I love going to the Theatre. I love listening to music. So i was ecstatic when Kate from The Burnavon Theatre in Cookstown got in touch and asked me to photograph Irish traditional group, “Beoga.” Not only would i get to go to the theatre, but i would get to listen to some amazing music.
Now traditionally i specialise in theatre photography and not so much music photography but i simply applied the same basic principles to this job to get a similar result. This job would be about High ISO, stabilisation, low aperture and high shutter speeds.
Initially i had presumed that i would be by myself on this job. I was worried because this meant that i would be limited in where i could move around whilst Beoga were playing. How ever when i walked in to the theatre i seen loads of cameras. Beoga were filming this gig as part of their ten year anniversary celebrations. This was very good for me. Their presence there meant that i had a little more flexibility in where i could move.
For the first half of the gig i sat in the pit along with the camera man who was getting the panning shots. This was a great spot though not without its downsides. Yes it was right at the front but because there was a camera on a dolly moving parallel to the stage i could not get up and move as the vibrations from my movement could ruin the camera mans shot. That being said i sat to the left hand side of the semi submerged orchestra pit and got shooting. I flicked the D3s to quiet mode so the camera shutter would not be as obvious to those sitting in the front row. Even during some of the louder Beoga tracks it is still audible. At least in quiet mode i could take the shot, hold the shutter up, lower to the camera into my body then release thus significantly damping the sound of the shutter closing.
The images i had to take were all about timing. Beoga are a very busy band on stage meaning even when playing they move around quite a bit. I had to keep the ISO value high which would give me a high shutter speed meaning sharp images with no blur of hands or heads. A lot of the images were shot around 1/250th and beyond. Another thing which is always important is catch lights in peoples eyes. Now this is not achievable all the time but i tried to wait for the performers to look up so the stage lights would catch in their eyes giving that unique point of light.

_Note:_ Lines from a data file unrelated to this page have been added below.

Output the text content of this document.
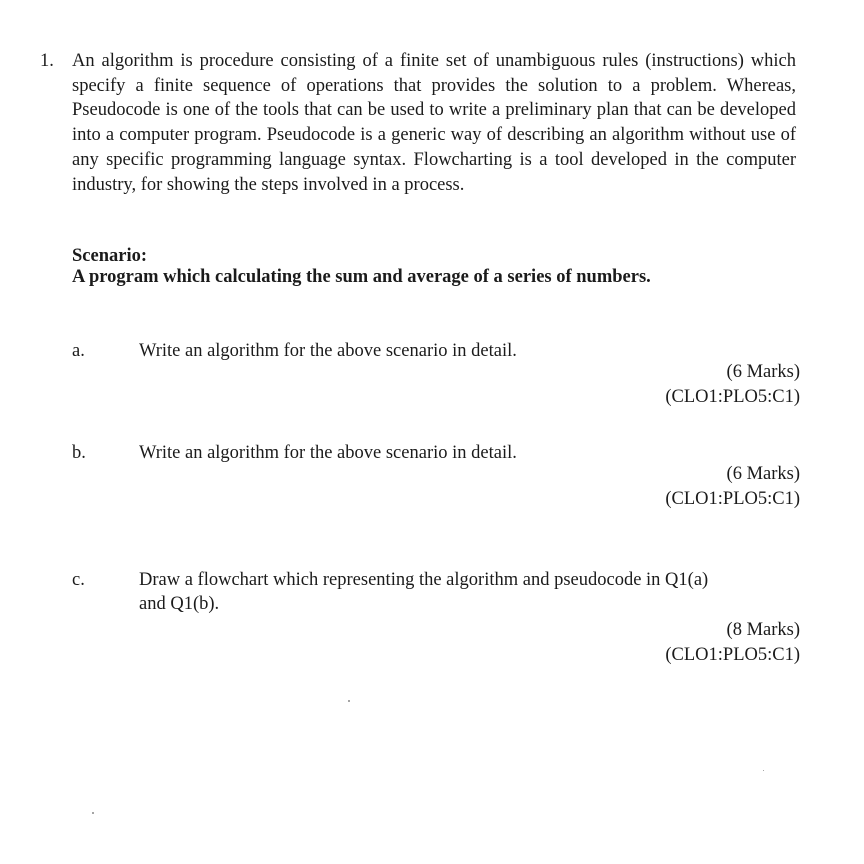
1. An algorithm is procedure consisting of a finite set of unambiguous rules (instructions) which specify a finite sequence of operations that provides the solution to a problem. Whereas, Pseudocode is one of the tools that can be used to write a preliminary plan that can be developed into a computer program. Pseudocode is a generic way of describing an algorithm without use of any specific programming language syntax. Flowcharting is a tool developed in the computer industry, for showing the steps involved in a process.
Scenario:
A program which calculating the sum and average of a series of numbers.
a.	Write an algorithm for the above scenario in detail.
(6 Marks)
(CLO1:PLO5:C1)
b.	Write an algorithm for the above scenario in detail.
(6 Marks)
(CLO1:PLO5:C1)
c.	Draw a flowchart which representing the algorithm and pseudocode in Q1(a) and Q1(b).
(8 Marks)
(CLO1:PLO5:C1)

After the end of the first half i made my way up above the audience and performers in the to roof of the theatre so i could shoot down on them rather than from eye level. This presented me with a different set of challenges, the first being shots taken from directly above dont always work. When i took shots of Ballet Irelands Nutcracker several weeks ago it worked perfectly as there was depth and movement to the performance. I decided to move from right above them to the crawl space right above the audience where the main lighting was situated. This meant that i could should at an angle to the stage and capture the performers faces.
Most of the images i shot on my 70-200mm F2.8 VR lens. Yes it costs an arm and a leg but oh my goodness is it one amazing piece of kit. If you are even thinking about your telephoto needs and are looking to get a new lens i can not rate this lens highly enough, as would thousands of other photographers around the world.